UK Prime Minister David Cameron has said people with drug and alcohol problems or people who are obese could have their disability and sickness benefits removed if they refuse treatment. This comes as an election pledge.
If the Conservatives win the next general election in May, they will ensure that tens of thousands of people who are claiming benefits because they say they have a drug or alcohol problem are “incentivized” to go back to work.
Cameron said that it was crucial that people take the treatment available to them so they can start leading a “fulfilling life”.
“The next Conservative government is determined to make sure that the hardest to help get the support they need to get them back to a fulfilling life,” the Prime Minister said.
“Too many people are stuck on sickness benefits because of issues that could be addressed but instead are not. Some have drug or alcohol problems, but refuse treatment. In other cases people have problems with their weight that could be addressed, but instead a life on benefits rather than work becomes the choice,” he added.
Cameron said the taxpayer should not have to support people who refuse to accept treatment and support, which is available.
Over 2.5 million people are claiming sickness benefits in the UK, and 1.5 million of those have been claiming for more than 5 years. Up to 100,000 people say they are claiming benefits because of drug or alcohol problems or obesity.
But there is currently no legal requirement for them to receive treatment or make any effort at recovery and so they can continue claiming.
Cameron has already asked a senior government health advisor Professor Dame Carol Black to conduct a review as to the best options to get people with treatable addiction and lifestyle problems back into work.
“I am deeply interested in trying to overcome the challenges these types of benefit claimants pose.

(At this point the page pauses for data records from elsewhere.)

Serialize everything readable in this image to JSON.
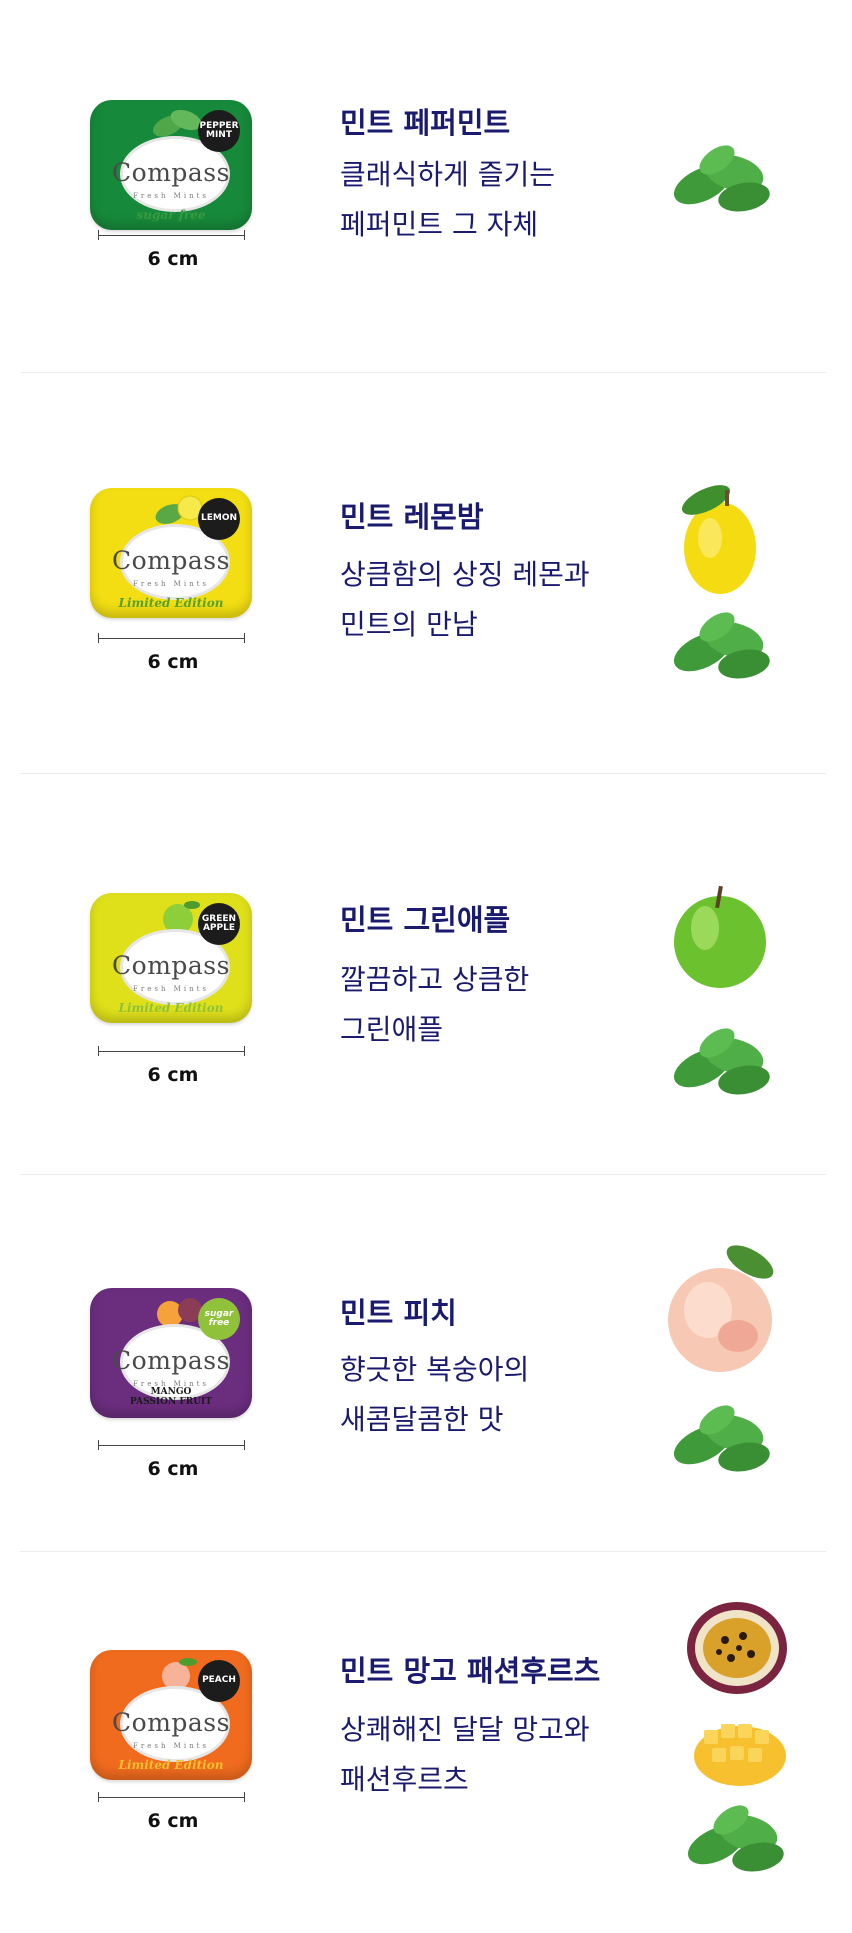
{
  "products": [
    {
      "title": "민트 페퍼민트",
      "desc_line1": "클래식하게 즐기는",
      "desc_line2": "페퍼민트 그 자체",
      "size": "6 cm",
      "tin": {
        "color": "#17893a",
        "brand": "Compass",
        "sub": "Fresh Mints",
        "script": "sugar free",
        "script_color": "#2e8b3a",
        "badge": "PEPPER\nMINT"
      },
      "fruits": [
        "mint-icon"
      ]
    },
    {
      "title": "민트 레몬밤",
      "desc_line1": "상큼함의 상징 레몬과",
      "desc_line2": "민트의 만남",
      "size": "6 cm",
      "tin": {
        "color": "#f2de12",
        "brand": "Compass",
        "sub": "Fresh Mints",
        "script": "Limited Edition",
        "script_color": "#5aa02c",
        "badge": "LEMON"
      },
      "fruits": [
        "lemon-icon",
        "mint-icon"
      ]
    },
    {
      "title": "민트 그린애플",
      "desc_line1": "깔끔하고 상큼한",
      "desc_line2": "그린애플",
      "size": "6 cm",
      "tin": {
        "color": "#dfe01a",
        "brand": "Compass",
        "sub": "Fresh Mints",
        "script": "Limited Edition",
        "script_color": "#7cb92e",
        "badge": "GREEN\nAPPLE"
      },
      "fruits": [
        "green-apple-icon",
        "mint-icon"
      ]
    },
    {
      "title": "민트 피치",
      "desc_line1": "향긋한 복숭아의",
      "desc_line2": "새콤달콤한 맛",
      "size": "6 cm",
      "tin": {
        "color": "#6b2d7e",
        "brand": "Compass",
        "sub": "Fresh Mints",
        "script": "MANGO\nPASSION FRUIT",
        "script_color": "#1a1a1a",
        "badge": "sugar\nfree"
      },
      "fruits": [
        "peach-icon",
        "mint-icon"
      ]
    },
    {
      "title": "민트 망고 패션후르츠",
      "desc_line1": "상쾌해진 달달 망고와",
      "desc_line2": "패션후르츠",
      "size": "6 cm",
      "tin": {
        "color": "#f06b1e",
        "brand": "Compass",
        "sub": "Fresh Mints",
        "script": "Limited Edition",
        "script_color": "#f7c030",
        "badge": "PEACH"
      },
      "fruits": [
        "passion-fruit-icon",
        "mango-icon",
        "mint-icon"
      ]
    }
  ]
}
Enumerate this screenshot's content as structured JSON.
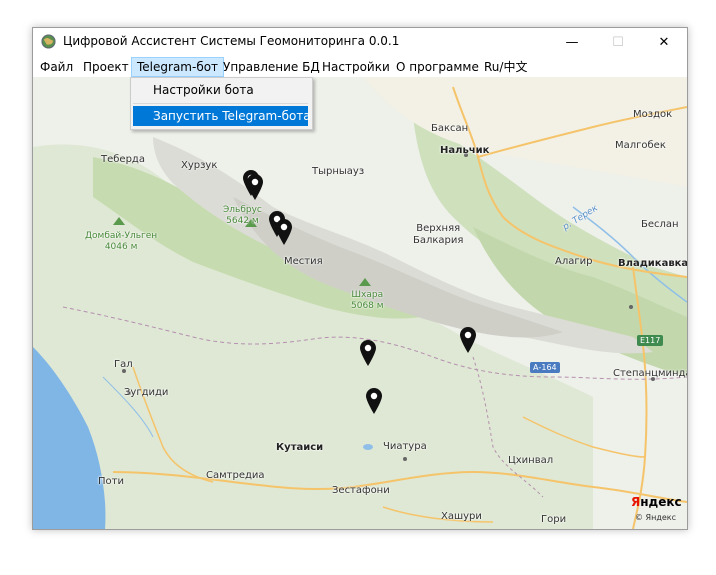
{
  "window": {
    "title": "Цифровой Ассистент Системы Геомониторинга 0.0.1",
    "controls": {
      "minimize": "—",
      "maximize": "☐",
      "close": "✕"
    }
  },
  "menu": {
    "file": "Файл",
    "project": "Проект",
    "telegram": "Telegram-бот",
    "db": "Управление БД",
    "settings": "Настройки",
    "about": "О программе",
    "lang": "Ru/中文"
  },
  "dropdown": {
    "bot_settings": "Настройки бота",
    "start_bot": "Запустить Telegram-бота"
  },
  "map": {
    "labels": {
      "baksan": "Баксан",
      "mozdok": "Моздок",
      "nalchik": "Нальчик",
      "malgobek": "Малгобек",
      "teberda": "Теберда",
      "khurzuk": "Хурзук",
      "tyrnyauz": "Тырныауз",
      "verkhnyaya_balkaria": "Верхняя\nБалкария",
      "beslan": "Беслан",
      "alagir": "Алагир",
      "vladikavkaz": "Владикавказ",
      "mestia": "Местия",
      "gal": "Гал",
      "zugdidi": "Зугдиди",
      "stepantsminda": "Степанцминда",
      "kutaisi": "Кутаиси",
      "chiatura": "Чиатура",
      "tskhinval": "Цхинвал",
      "poti": "Поти",
      "samtredia": "Самтредиа",
      "zestafoni": "Зестафони",
      "khashuri": "Хашури",
      "gori": "Гори"
    },
    "peaks": {
      "elbrus": "Эльбрус\n5642 м",
      "dombai": "Домбай-Ульген\n4046 м",
      "shkhara": "Шхара\n5068 м"
    },
    "river": "р. Терек",
    "roads": {
      "e117": "E117",
      "a164": "А-164"
    },
    "attribution": {
      "brand_y": "Я",
      "brand_rest": "ндекс",
      "copyright": "© Яндекс"
    },
    "colors": {
      "sea": "#7fb6e6",
      "forest": "#c6dcb0",
      "mountain": "#dcdcd6",
      "road": "#f5c46a"
    }
  }
}
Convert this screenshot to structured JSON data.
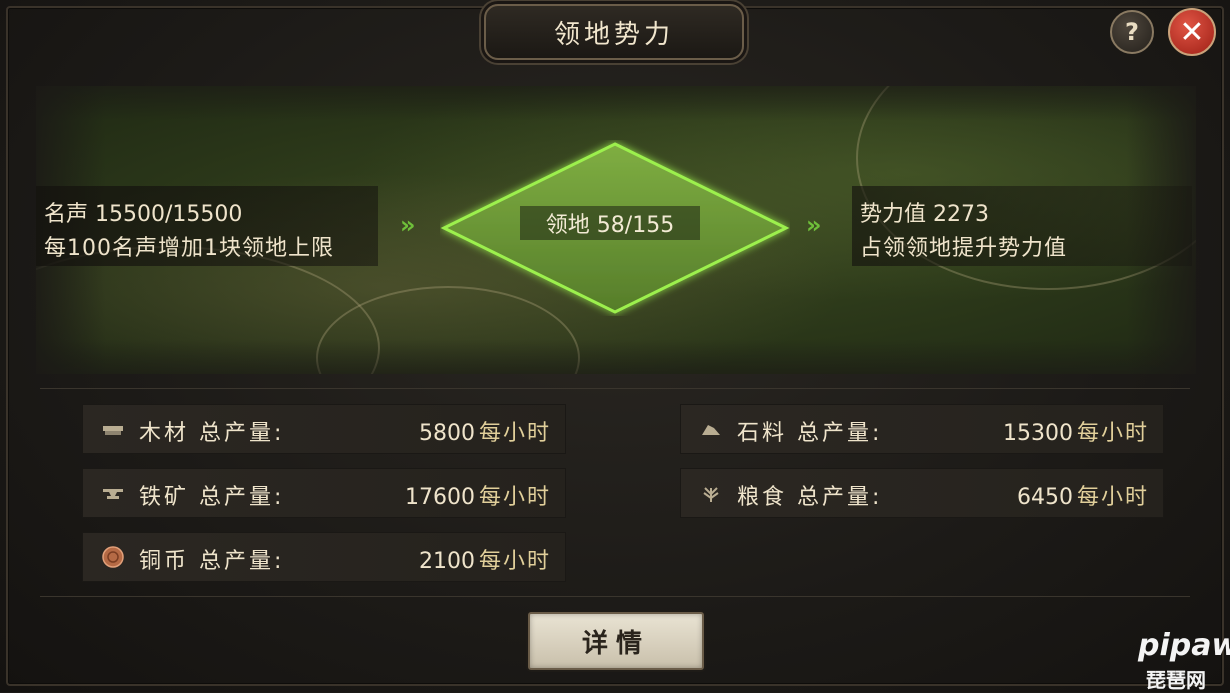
{
  "header": {
    "title": "领地势力",
    "help_label": "?",
    "close_label": "✕"
  },
  "banner": {
    "reputation_line": "名声 15500/15500",
    "reputation_desc": "每100名声增加1块领地上限",
    "territory_label": "领地 58/155",
    "power_line": "势力值 2273",
    "power_desc": "占领领地提升势力值",
    "arrow_glyph": "»"
  },
  "resources": [
    {
      "name": "木材 总产量:",
      "value": "5800",
      "unit": "每小时",
      "icon": "wood-icon"
    },
    {
      "name": "石料 总产量:",
      "value": "15300",
      "unit": "每小时",
      "icon": "stone-icon"
    },
    {
      "name": "铁矿 总产量:",
      "value": "17600",
      "unit": "每小时",
      "icon": "iron-anvil-icon"
    },
    {
      "name": "粮食 总产量:",
      "value": "6450",
      "unit": "每小时",
      "icon": "grain-icon"
    },
    {
      "name": "铜币 总产量:",
      "value": "2100",
      "unit": "每小时",
      "icon": "copper-coin-icon"
    }
  ],
  "footer": {
    "detail_label": "详情"
  },
  "watermark": {
    "logo": "pipaw",
    "text": "琵琶网"
  },
  "colors": {
    "accent_green": "#7cd13f",
    "close_red": "#c23224",
    "unit_gold": "#e1cf9a"
  }
}
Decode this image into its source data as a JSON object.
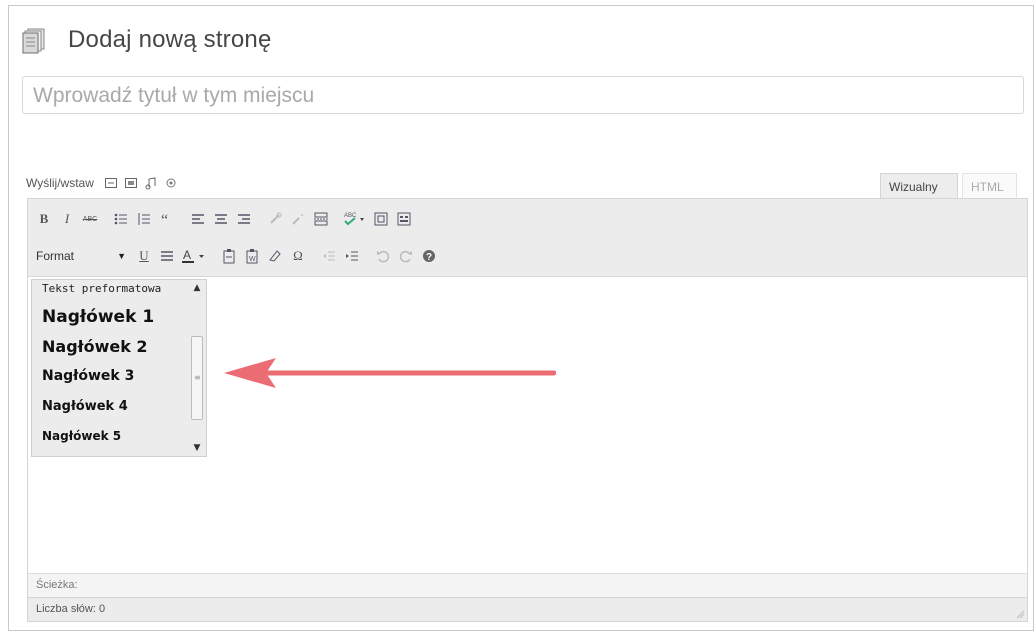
{
  "page": {
    "title": "Dodaj nową stronę"
  },
  "title_field": {
    "placeholder": "Wprowadź tytuł w tym miejscu"
  },
  "media": {
    "label": "Wyślij/wstaw",
    "icons": [
      "image-icon",
      "video-icon",
      "audio-icon",
      "media-icon"
    ]
  },
  "tabs": {
    "visual": "Wizualny",
    "html": "HTML"
  },
  "toolbar": {
    "row1": {
      "bold": "B",
      "italic": "I",
      "strike": "ABC"
    },
    "row2": {
      "format_label": "Format",
      "underline": "U",
      "omega": "Ω"
    }
  },
  "format_dropdown": {
    "items": [
      "Tekst preformatowa",
      "Nagłówek 1",
      "Nagłówek 2",
      "Nagłówek 3",
      "Nagłówek 4",
      "Nagłówek 5"
    ]
  },
  "status": {
    "path_label": "Ścieżka:",
    "word_count": "Liczba słów: 0"
  },
  "colors": {
    "arrow": "#ec6c74",
    "toolbar_bg": "#ececec"
  }
}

These people, in addition to their long-term conditions and lifestyle issues, suffer the great disadvantage of not being engaged in the world of work, such an important feature of society,” said Dame Black.
But Susannah Gilbert, co-founder of online obesity support group Big Matters, slammed the policy and insisted it wouldn’t be feasible.
“I think it’s naïve to think that people don’t want to change their life. Many of them have tried, so to think they want to have help isn’t true,” she told the BBC.
Cameron has also promised to further reduce the benefits cap from £26,000 ($40,033) to £23,000 ($35,000) if another Conservative government is elected.
This would free up money to pay for three million apprenticeships, which the Prime Minister said he hoped would give everyone in Britain “the chance to make the most of their God given talents.”
The ex-Labour spin doctor Alastair Campbell who battled a serious alcohol problem when he was a young man said that Cameron’s proposal was “pathetic” and “embarrassing”, while “real leaders” like Merkel were trying to sort out the problems in Ukraine.
“To say we are not going to give you benefit because you are fat, we are not going to give you benefit because you drink too much, just think about what we have become as a country that that is our Prime Minister and that is how they treat a serious illness,” Campbell told LBC radio.